Depuis des années, l'histoire des médias en Éthiopie était celle d'un éveil timide—un étirement lent et plein d'espoir après des décennies de narration contrôlée par l'État. Mais à l'approche de la Journée mondiale de la liberté de la presse, le 3 mai 2026, l'atmosphère à Addis-Abeba est lourde d'un autre type de silence. Selon l'Indice mondial de la liberté de la presse 2026 de Reporters sans frontières (RSF), l'Éthiopie a glissé à la 148e place, son environnement médiatique étant désormais officiellement classé comme "très sérieux". C'est un récit de contraction, où la promesse vibrante de libéralisation a été remplacée par la froide réalité d'un contrôle dicté par le conflit.

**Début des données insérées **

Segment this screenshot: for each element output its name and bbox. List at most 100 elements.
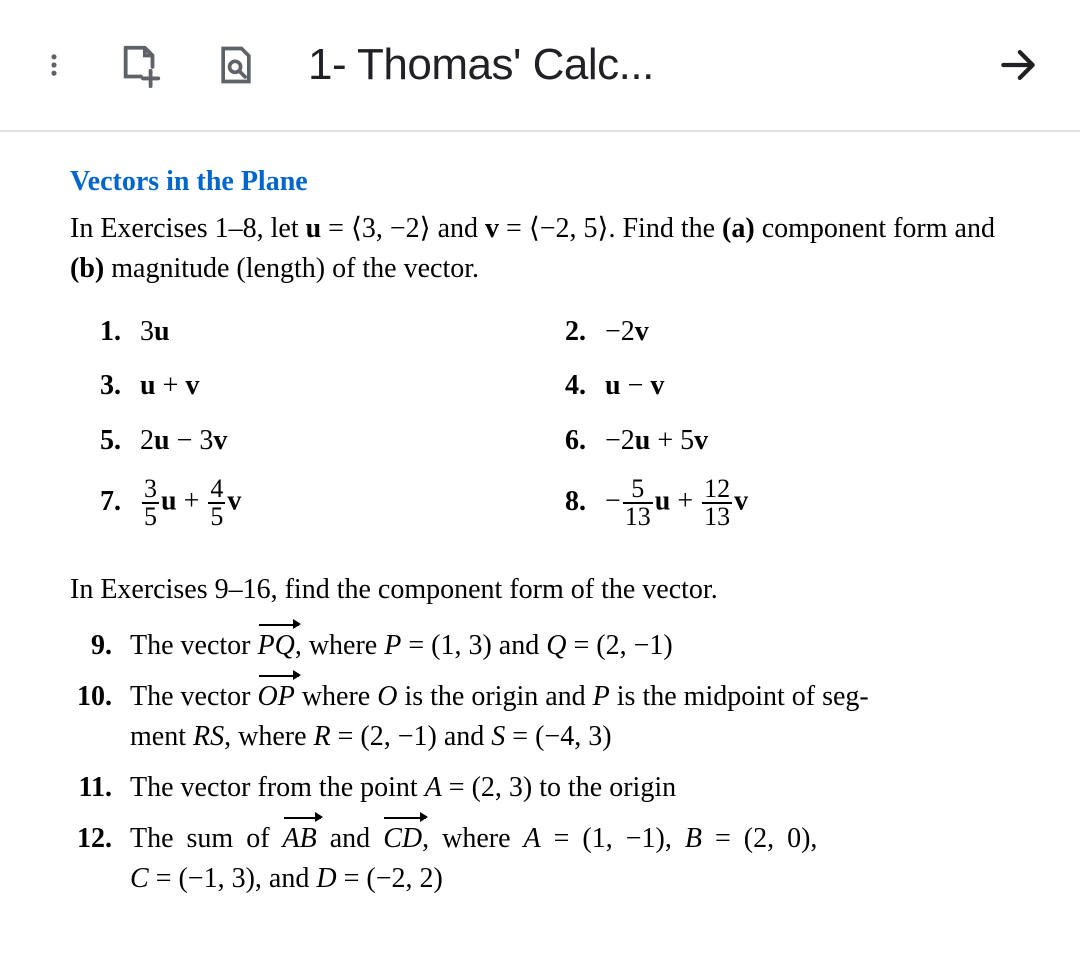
- exercise-number: 11.: [70, 768, 130, 809]
- intro-paragraph-1: In Exercises 1–8, let u = ⟨3, −2⟩ and v …: [70, 209, 1010, 290]
- point-label: P: [384, 630, 401, 661]
- exercise-number: 5.: [100, 421, 140, 462]
- exercise-expr: −2u + 5v: [605, 421, 708, 462]
- sign: −: [605, 485, 621, 516]
- vector-v: v: [485, 213, 499, 244]
- vector-label: AB: [283, 823, 317, 854]
- vec-sym: u: [655, 485, 671, 516]
- exercise-item: 9. The vector PQ, where P = (1, 3) and Q…: [70, 626, 1010, 667]
- text: , where: [224, 721, 313, 752]
- frac-den: 13: [702, 502, 732, 530]
- frac-num: 12: [702, 476, 732, 502]
- exercise-list-2: 9. The vector PQ, where P = (1, 3) and Q…: [70, 626, 1010, 900]
- exercise-grid-1: 1.3u 2.−2v 3.u + v 4.u − v 5.2u − 3v 6.−…: [100, 312, 1010, 530]
- text: = (−4, 3): [505, 721, 611, 752]
- point-label: P: [593, 681, 610, 712]
- text: The vector: [130, 630, 258, 661]
- exercise-item: 11. The vector from the point A = (2, 3)…: [70, 768, 1010, 809]
- frac-den: 13: [623, 502, 653, 530]
- exercise-number: 4.: [565, 366, 605, 407]
- text: = (1, −1),: [541, 823, 685, 854]
- vector-label: OP: [258, 681, 295, 712]
- segment-label: RS: [193, 721, 224, 752]
- vector-arrow-icon: CD: [383, 819, 422, 860]
- text: ment: [130, 721, 193, 752]
- operator: +: [670, 485, 700, 516]
- text: = (−2, 2): [337, 863, 443, 894]
- exercise-item: 3.u + v: [100, 366, 545, 407]
- more-vert-icon[interactable]: [40, 45, 68, 85]
- exercise-body: The vector from the point A = (2, 3) to …: [130, 768, 1010, 809]
- vector-u: u: [306, 213, 322, 244]
- vector-arrow-icon: OP: [258, 677, 295, 718]
- exercise-number: 12.: [70, 819, 130, 860]
- frac-den: 5: [208, 502, 225, 530]
- point-label: B: [685, 823, 702, 854]
- intro-text: = ⟨3, −2⟩ and: [321, 213, 485, 244]
- text: The vector: [130, 681, 258, 712]
- exercise-number: 2.: [565, 312, 605, 353]
- exercise-number: 3.: [100, 366, 140, 407]
- point-label: R: [314, 721, 331, 752]
- text: = (2, −1) and: [331, 721, 492, 752]
- vector-label: CD: [383, 823, 422, 854]
- exercise-number: 7.: [100, 482, 140, 523]
- vec-sym: v: [734, 485, 748, 516]
- intro-text: magnitude (length) of the vector.: [104, 253, 479, 284]
- add-page-icon[interactable]: [118, 42, 164, 88]
- exercise-body: The vector PQ, where P = (1, 3) and Q = …: [130, 626, 1010, 667]
- text: = (2, 3) to the origin: [442, 772, 676, 803]
- exercise-body: The vector OP where O is the origin and …: [130, 677, 1010, 758]
- point-label: Q: [546, 630, 566, 661]
- exercise-number: 10.: [70, 677, 130, 718]
- part-a-label: (a): [722, 213, 755, 244]
- text: is the midpoint of seg-: [610, 681, 869, 712]
- arrow-forward-icon[interactable]: [996, 43, 1040, 87]
- point-label: D: [316, 863, 336, 894]
- intro-paragraph-2: In Exercises 9–16, find the component fo…: [70, 570, 1010, 611]
- frac-num: 4: [208, 476, 225, 502]
- text: , where: [295, 630, 384, 661]
- operator: +: [177, 485, 207, 516]
- text: is the origin and: [397, 681, 592, 712]
- text: = (2, 0),: [702, 823, 817, 854]
- point-label: A: [425, 772, 442, 803]
- text: and: [317, 823, 383, 854]
- exercise-body: The sum of AB and CD, where A = (1, −1),…: [130, 819, 1010, 900]
- exercise-number: 8.: [565, 482, 605, 523]
- section-title: Vectors in the Plane: [70, 162, 1010, 203]
- vec-sym: v: [227, 485, 241, 516]
- point-label: A: [524, 823, 541, 854]
- text: The sum of: [130, 823, 283, 854]
- frac-den: 5: [142, 502, 159, 530]
- text: , where: [422, 823, 523, 854]
- exercise-item: 2.−2v: [565, 312, 1010, 353]
- exercise-item: 10. The vector OP where O is the origin …: [70, 677, 1010, 758]
- text: The vector from the point: [130, 772, 425, 803]
- point-label: S: [491, 721, 505, 752]
- text: = (2, −1): [566, 630, 672, 661]
- exercise-expr: 35u + 45v: [140, 476, 241, 530]
- vector-arrow-icon: PQ: [258, 626, 295, 667]
- exercise-expr: u + v: [140, 366, 199, 407]
- find-in-page-icon[interactable]: [214, 43, 258, 87]
- exercise-expr: −2v: [605, 312, 649, 353]
- part-b-label: (b): [70, 253, 104, 284]
- exercise-item: 12. The sum of AB and CD, where A = (1, …: [70, 819, 1010, 900]
- toolbar: 1- Thomas' Calc...: [0, 0, 1080, 120]
- document-content: Vectors in the Plane In Exercises 1–8, l…: [0, 132, 1080, 930]
- text: where: [295, 681, 377, 712]
- exercise-item: 4.u − v: [565, 366, 1010, 407]
- exercise-item: 6.−2u + 5v: [565, 421, 1010, 462]
- intro-text: component form and: [755, 213, 995, 244]
- exercise-item: 8. −513u + 1213v: [565, 476, 1010, 530]
- text: = (−1, 3), and: [149, 863, 317, 894]
- exercise-number: 6.: [565, 421, 605, 462]
- frac-num: 3: [142, 476, 159, 502]
- exercise-expr: 3u: [140, 312, 170, 353]
- document-title: 1- Thomas' Calc...: [308, 40, 946, 90]
- intro-text: = ⟨−2, 5⟩. Find the: [499, 213, 722, 244]
- point-label: C: [130, 863, 149, 894]
- exercise-item: 5.2u − 3v: [100, 421, 545, 462]
- exercise-item: 7. 35u + 45v: [100, 476, 545, 530]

Cette dégradation ressemble à un claquement de porte soudain et choquant dans un dialogue culturel de longue date. La résurgence des hostilités ethniques, en particulier dans la région Amhara, a déclenché un climat de peur omniprésent qui a fait chuter le classement de sécurité de l'Éthiopie à la 167e place sur 180 pays. C'est l'histoire d'une nation où la plume est de plus en plus à l'ombre de l'épée, et où la "gestion narrative" des crises régionales a pris le pas sur le pouls indépendant de la rue. Être journaliste en Éthiopie aujourd'hui, c'est naviguer dans un paysage où les limites du permis se déplacent sous ses pieds.
Observer les salles de rédaction de la capitale, c'est être témoin d'une autocensure silencieuse et méthodique. La peur des représailles n'est plus une préoccupation abstraite mais un compagnon quotidien, alors que cinq journalistes restent en détention et que beaucoup d'autres choisissent la sécurité du silence ou de l'exil. Il y a une certaine tragédie dans cela—la confiscation du capital intellectuel d'une nation et son enfermement au moment même où il est le plus nécessaire pour combler les lacunes d'une société divisée. C'est un reflet de la facilité avec laquelle les progrès des années peuvent être annulés par l'urgence de la guerre.
La signification du 148e rang réside dans son contexte régional plus large. À travers l'Afrique subsaharienne, l'espace pour l'enquête indépendante se rétrécit, la chute de l'Éthiopie reflétant une tendance plus large vers des restrictions militaires et politiques. C'est un récit d'isolement, où le flux d'informations est endigué par ceux qui craignent la transparence qu'il apporte. Pour les citoyens éthiopiens, ce n'est pas seulement une perte d'actualités ; c'est une perte des miroirs dont ils ont besoin pour voir leur propre réalité clairement.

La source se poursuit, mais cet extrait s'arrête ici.